I can now say that, since "experience" is undefined by the opposition (you), I can define it as I wish, and call the processing of this external sound, and the ability to repeat it (along with the melding, in retrospect, of the individual sounds into one noise) "conscious experience", and there should be no counter since you haven't defined "conscious experience" yet...I, at least, have something to explain.
Oh, but I have defined it, and unless you are truly a philosophical zombie, you know exactly what I am talking about.
What you have described thus far is a zombie that is nonetheless indistinguishable from a conscious person from the 3rd person perspective. You have taken advantage of our inherent epistemic limits to pretend as if consciousness does not exist. In reality, for all I know, you
aren't conscious; I simply choose to assume so. But I do know without a doubt that I am conscious, that I have subjective experiences, that I perceive qualities. What you have thus far expounded upon does not begin to elucidate me on how it is that this is so.
This should not be surprising, however, since what you have described is entirely consistent with the notion of a philosophical zombie. As such, you have not yet touched the core of the matter. (If I explain why the sky is blue and my explanation is consistent with the sky being green, then I have not yet done all the work I need to do-- I must explain why it is blue and not any other color.) A truly good explanation of consciousness should be able to discern between sentient beings and zombies-- it should be such that the system it describes is not consistent with being a zombie, but rather must logically entail a system that subjectively experiences.
I know nothing about "blind-sight", so I can't rebut or accept.
http://serendip.brynmawr.edu/bb/blindsight.html
But you haven't even given a reasonable starting-point toward defining "experience", and yet you keep using the word...that's bad philosophy, AFAIC.
I have defined it, albeit not to your liking. Nonetheless, it is the only definition we can use if we are to talk about subjective experience. You use a different definition to try to sidestep our epistemic limits, but in the process you wind up talking about something entirely different from what I am talking about. You explain cognitive functions but you do not explain subjective experience.
How do we know that they have no subjective experience of it? What is "subjective experience"?
The subjective experiences of the patient are those things of which the patient is directly aware in which the patient perceives perceptual/emotional qualities such as redness or sadness.
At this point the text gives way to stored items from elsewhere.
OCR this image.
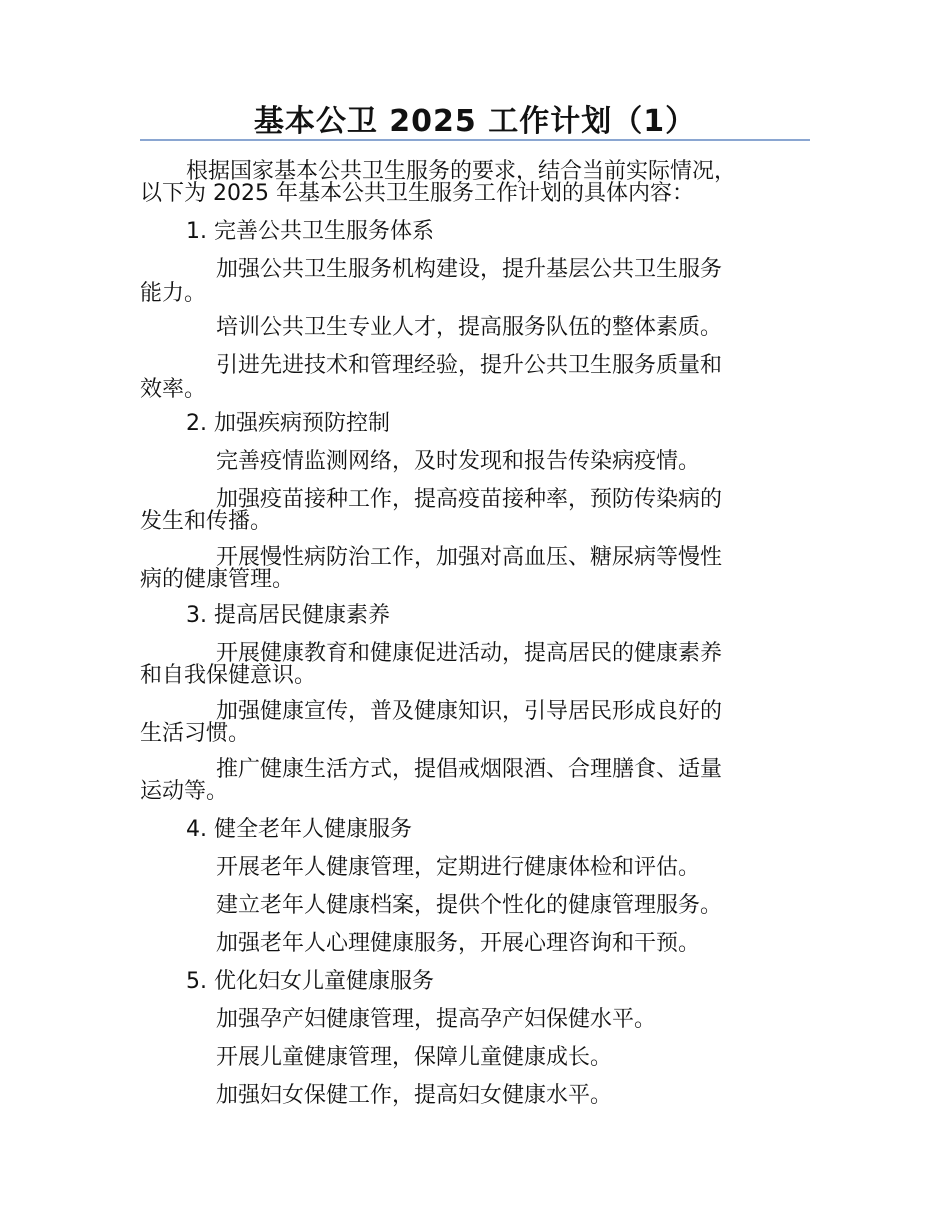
基本公卫 2025 工作计划（1）
根据国家基本公共卫生服务的要求，结合当前实际情况，
以下为 2025 年基本公共卫生服务工作计划的具体内容：
1. 完善公共卫生服务体系
加强公共卫生服务机构建设，提升基层公共卫生服务
能力。
培训公共卫生专业人才，提高服务队伍的整体素质。
引进先进技术和管理经验，提升公共卫生服务质量和
效率。
2. 加强疾病预防控制
完善疫情监测网络，及时发现和报告传染病疫情。
加强疫苗接种工作，提高疫苗接种率，预防传染病的
发生和传播。
开展慢性病防治工作，加强对高血压、糖尿病等慢性
病的健康管理。
3. 提高居民健康素养
开展健康教育和健康促进活动，提高居民的健康素养
和自我保健意识。
加强健康宣传，普及健康知识，引导居民形成良好的
生活习惯。
推广健康生活方式，提倡戒烟限酒、合理膳食、适量
运动等。
4. 健全老年人健康服务
开展老年人健康管理，定期进行健康体检和评估。
建立老年人健康档案，提供个性化的健康管理服务。
加强老年人心理健康服务，开展心理咨询和干预。
5. 优化妇女儿童健康服务
加强孕产妇健康管理，提高孕产妇保健水平。
开展儿童健康管理，保障儿童健康成长。
加强妇女保健工作，提高妇女健康水平。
This is not a moot point...we might as well subsitute "subjective experience" for "uxpjscciie reeentvebe", and kill off all explanations on the basis that they don't explain "uxpjscciie reeentvebe".
How do you know? Can you ever really prove to me that either of us have this uxpjscciie reeentvebe if it is undefined?
Subjective experience is defined, just not entirely from a 3rd person perspective. That is a fundamental limit we have to deal with, not a ticket to absolve us from explaining it in the first place.
edit: If you conceded that we could never explain subjective experience on the basis of such limits and left it at that, I would have much more respect for your position. As it stands, however, you are making the pretense of explaining subjective experience by redefining it into something that it is not, something more amenable to traditional scientific approaches. This is a sleight of hand approach that imagines it has explained something that it really hasn't, and this is really my primary objection to your approach.